Und die Neuenburger? Können ihr Glück nicht fassen. Sie waren abgeschrieben nach dem desaströsen Hinspiel, aber ihr Trainer Stéphane Henchoz erinnerte seine Mannschaft daran, dass sie in der Pflicht steht, Stolz zu zeigen. Nach dem 2:0 spürte er, dass in Aarau etwas drinliegt, «und nach dem 3:0 glaubten alle daran, dass wir es packen können». Henchoz hinterlässt den Verein in der Super League, er, der nach dem 0:2 bei YB zum Auftakt ins Jahr die Verantwortung von Michel Decastel übernahm und die Neuenburger stabilisierte. Xamax war in der zweiten Saisonhälfte das viertbeste Team der Liga.

Henchoz ist in Neuenburg aber nicht mehr erwünscht. Binggeli hat sich im Frühjahr entschlossen, ihn durch den bisherigen YB-U-21-Coach Joël Magnin zu ersetzen.

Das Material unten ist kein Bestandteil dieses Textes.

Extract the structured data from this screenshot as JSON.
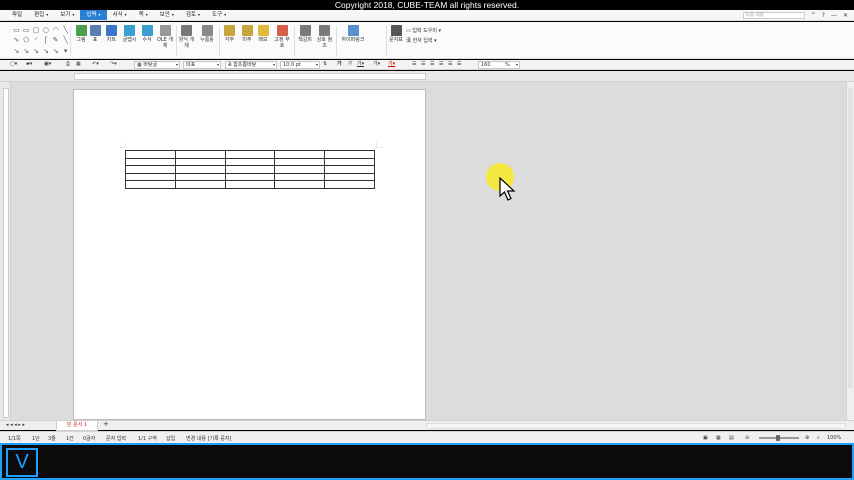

Henchoz hat inzwischen bei Sion unterschrieben, er lässt sich dort auf Präsident Christian Constantin ein und spricht selber von einem «Abenteuer». Aber im Herzen bleibt er mit Xamax verbunden: «Ich habe in der Schweiz bei keinem anderen Club gespielt, ich wohne in der Nähe von Neuenburg, und bei Xamax bin ich erstmals Cheftrainer geworden.»

Für Henchoz ist die Rettung eine besondere Genugtuung. Und Spieler wie Charles Pickel wähnen sich wie in einem Traum. Der Mann, der von GC an Xamax ausgeliehen ist, hat während des Penaltyschiessens Stossgebete zum Himmel geschickt. Als der fünfte Elfmeter verwertet und klar ist, dass Xamax in der Super League bleibt, sagt er: «Es war der härteste und schönste Match in meinem Leben. Nach dem Hinspiel sagten wir uns: So kann die Saison nicht zu Ende gehen. Wir haben die Wende geschafft. Es ist… Ich finde keine weitere Worte.»